前夜から体調が思わしくなく、冬至の日の朝、咳が止まらなくなった。
以前処方してもらったフデスコを服用し、悪寒もあったからロキソニンも一緒に口に放り込んだ。
第三土曜は資源ごみの日だった。
北から強い寒気団が押し寄せ、この日の朝もことのほか冷え込んだ。
気力を振り絞って新聞と段ボールを集荷場所へと運んだ。
なんのこれしき。
と、思うが力が出ない。
料理づくりに励む家内の気配を階下に感じながら、わたしは二度寝を決め込んだ。
うつらうつらしながらわたしは昔のことを思い出していた。
ひとり暮らしだったとき、体調が思わしくないと寂寥感が募った。
独房で苦悶の時間を過ごすようなものであり、人はそんな状況に適応するようにはできていない。

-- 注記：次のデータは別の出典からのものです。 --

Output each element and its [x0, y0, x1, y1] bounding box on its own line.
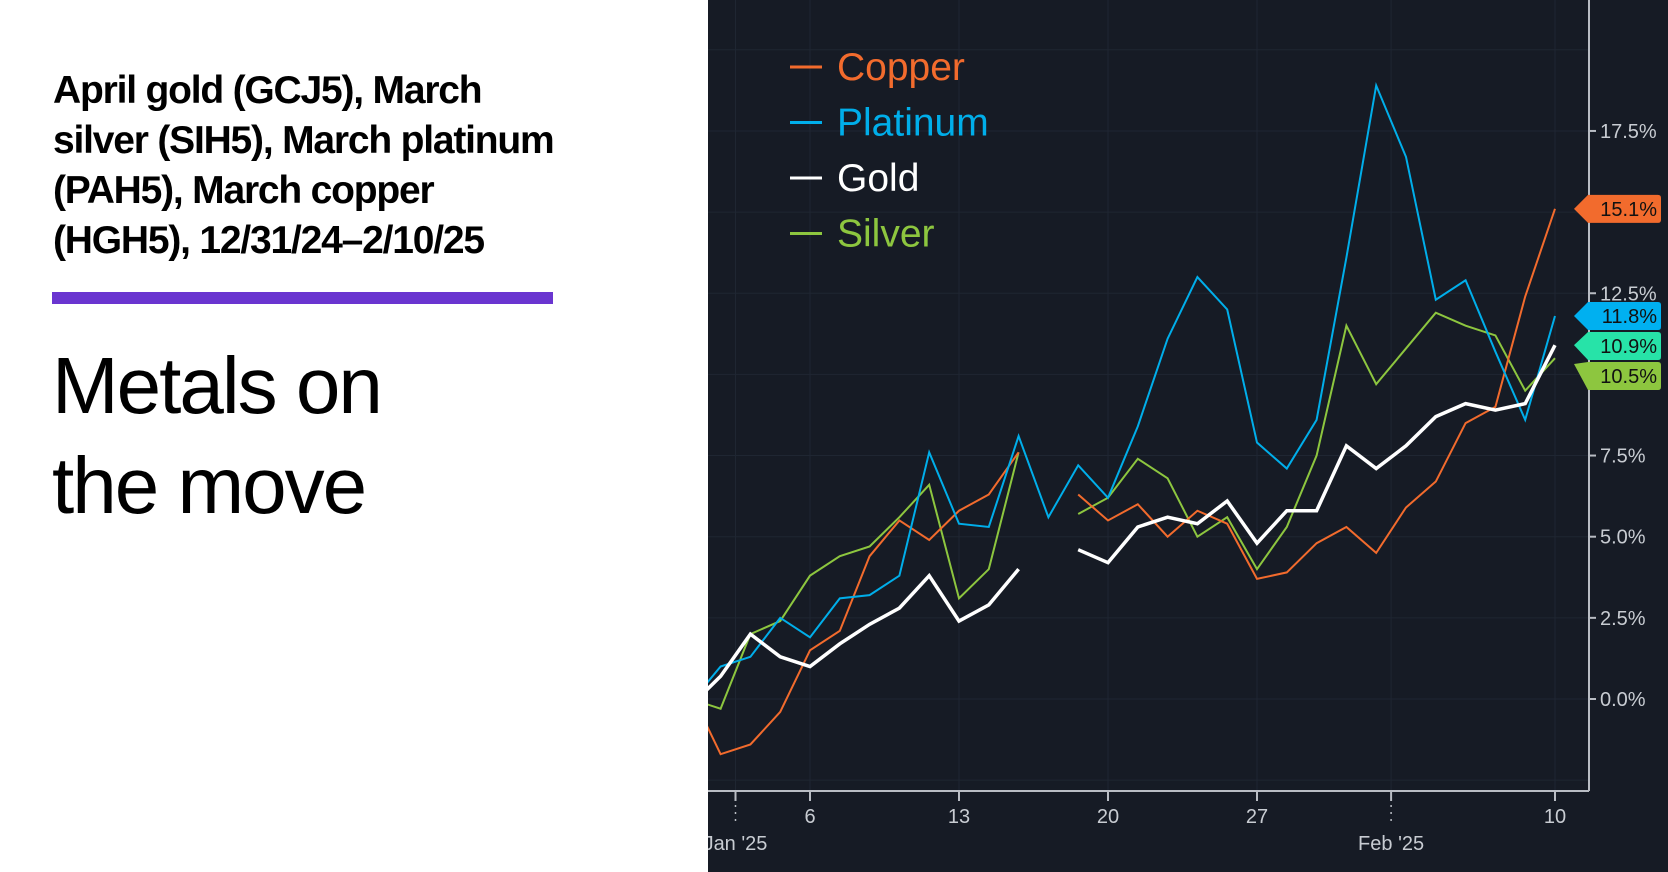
x-tick-label: 27 [1246, 806, 1268, 828]
value-tag-shape [1574, 194, 1661, 223]
accent-divider [52, 292, 553, 304]
x-month-label: Jan '25 [708, 833, 767, 855]
subtitle-line: April gold (GCJ5), March [53, 69, 483, 112]
value-tag-label: 15.1% [1600, 199, 1657, 221]
value-tag-label: 10.9% [1600, 336, 1657, 358]
value-tag-label: 10.5% [1600, 366, 1657, 388]
x-tick-label: 6 [804, 806, 815, 828]
value-tag-label: 11.8% [1602, 306, 1657, 328]
y-tick-label: 5.0% [1600, 527, 1646, 549]
value-tag-gold: 10.9% [1574, 331, 1661, 360]
legend-label: Platinum [837, 102, 989, 145]
x-tick-label: 10 [1544, 806, 1566, 828]
series-line-copper [708, 451, 1020, 756]
value-tag-shape [1574, 301, 1661, 330]
x-tick-label: 20 [1097, 806, 1119, 828]
headline-line: the move [52, 441, 367, 530]
x-tick-label: 13 [948, 806, 970, 828]
value-tag-shape [1574, 331, 1661, 360]
series-line-copper [1077, 208, 1556, 581]
value-tag-silver: 10.5% [1574, 361, 1661, 390]
series-line-gold [1077, 344, 1557, 565]
subtitle-line: (PAH5), March copper [53, 169, 435, 212]
legend-item-platinum: Platinum [790, 102, 989, 145]
series-group [708, 81, 1557, 756]
legend-label: Silver [837, 213, 935, 256]
value-tag-platinum: 11.8% [1574, 301, 1661, 330]
legend-item-gold: Gold [790, 157, 919, 200]
title-panel: April gold (GCJ5), March silver (SIH5), … [0, 0, 708, 872]
series-line-silver [1077, 311, 1556, 572]
headline-line: Metals on [52, 341, 383, 430]
value-tag-shape [1574, 361, 1661, 390]
y-tick-label: 7.5% [1600, 446, 1646, 468]
legend-label: Copper [837, 46, 965, 89]
line-chart: 0.0% 2.5% 5.0% 7.5% 12.5% 17.5% Jan '25 6 13 20 27… [708, 0, 1661, 855]
series-line-gold [708, 568, 1020, 692]
series-line-platinum [708, 81, 1556, 684]
series-line-silver [708, 452, 1020, 710]
y-tick-label: 0.0% [1600, 689, 1646, 711]
x-month-label: Feb '25 [1358, 833, 1424, 855]
y-tick-label: 12.5% [1600, 283, 1657, 305]
headline: Metals on the move [52, 336, 383, 536]
chart-subtitle: April gold (GCJ5), March silver (SIH5), … [53, 66, 555, 266]
subtitle-line: (HGH5), 12/31/24–2/10/25 [53, 219, 485, 262]
legend-label: Gold [837, 157, 919, 200]
subtitle-line: silver (SIH5), March platinum [53, 119, 555, 162]
y-tick-label: 2.5% [1600, 608, 1646, 630]
legend-item-silver: Silver [790, 213, 935, 256]
y-tick-label: 17.5% [1600, 121, 1657, 143]
value-tag-copper: 15.1% [1574, 194, 1661, 223]
chart-panel: 0.0% 2.5% 5.0% 7.5% 12.5% 17.5% Jan '25 6 13 20 27… [708, 0, 1668, 872]
legend-item-copper: Copper [790, 46, 965, 89]
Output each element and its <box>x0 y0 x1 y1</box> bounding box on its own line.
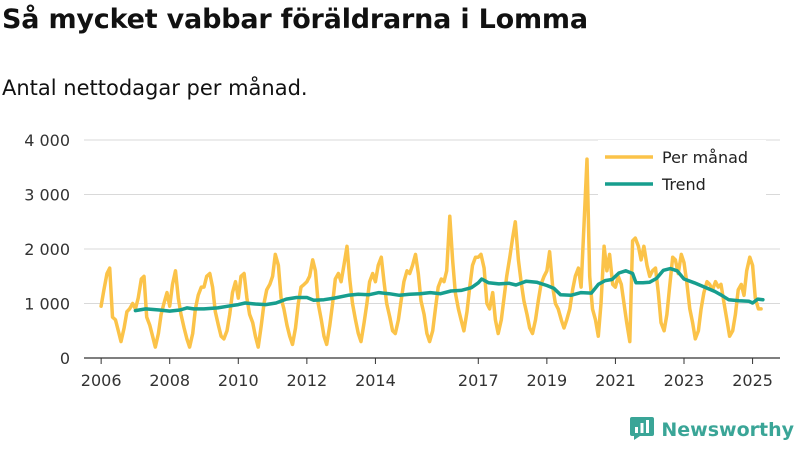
legend: Per månad Trend <box>598 140 766 196</box>
chart-title: Så mycket vabbar föräldrarna i Lomma <box>2 4 588 35</box>
legend-background <box>598 140 766 196</box>
series-lines <box>99 157 765 349</box>
x-tick-label: 2010 <box>218 371 259 390</box>
legend-label-per-month: Per månad <box>662 148 748 167</box>
x-axis-ticks: 2006 2008 2010 2012 2014 2017 2019 2021 2023 2025 <box>81 358 773 390</box>
x-tick-label: 2017 <box>458 371 499 390</box>
y-tick-label: 3 000 <box>24 186 70 205</box>
x-tick-label: 2008 <box>149 371 190 390</box>
brand-logo: Newsworthy <box>629 415 794 445</box>
y-tick-label: 1 000 <box>24 295 70 314</box>
chart-subtitle: Antal nettodagar per månad. <box>2 76 308 100</box>
series-line-per-month <box>99 157 763 349</box>
y-tick-label: 4 000 <box>24 131 70 150</box>
brand-name: Newsworthy <box>661 419 794 441</box>
y-tick-label: 0 <box>60 349 70 368</box>
x-tick-label: 2006 <box>81 371 122 390</box>
y-tick-label: 2 000 <box>24 240 70 259</box>
x-tick-label: 2023 <box>664 371 705 390</box>
y-axis-ticks: 0 1 000 2 000 3 000 4 000 <box>24 131 70 368</box>
x-tick-label: 2012 <box>286 371 327 390</box>
legend-label-trend: Trend <box>661 175 706 194</box>
x-tick-label: 2025 <box>732 371 773 390</box>
series-line-trend <box>133 266 765 313</box>
x-tick-label: 2014 <box>355 371 396 390</box>
newsworthy-logo-icon <box>629 415 655 445</box>
x-tick-label: 2021 <box>595 371 636 390</box>
x-tick-label: 2019 <box>526 371 567 390</box>
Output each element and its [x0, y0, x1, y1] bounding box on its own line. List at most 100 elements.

そうしてしみじみと誰かと一緒にあることの幸福を思ったのだった。
わたしはしんどさのなかに確固と存在する安心感に目を注いだ。
なにかあれば家内がなんとかしてくれる。
そう思えば、咳も悪寒もなんてことはないのだった。
朝食はクエで出汁をとった雑炊で、風邪対策にとビタミンCのチューブを2本もつけてくれた。
これでなんとか一日を乗り切れる。
わたしは服を着替えて支度をして、クルマの助手席に座った。
一人だったらどこにも行かない。
根が出不精だから元気なときでもまあ家にこもって、こんな風に体調が悪ければ尚更。
つまりわたしにとっては家内が外界への扉といった存在ということになる。
さあどのような一日になるのだろうか。
一年でもっとも夜が長く、かつまた冷え込む日。
太陽の存在感がもっとも薄らぐ日だからこそ冬至は身近な人を思って過ごすのに最適な日といえるのだろう。
そもそもクリスマスだってそんな冬至にまつわるイベントだったのではないだろうか。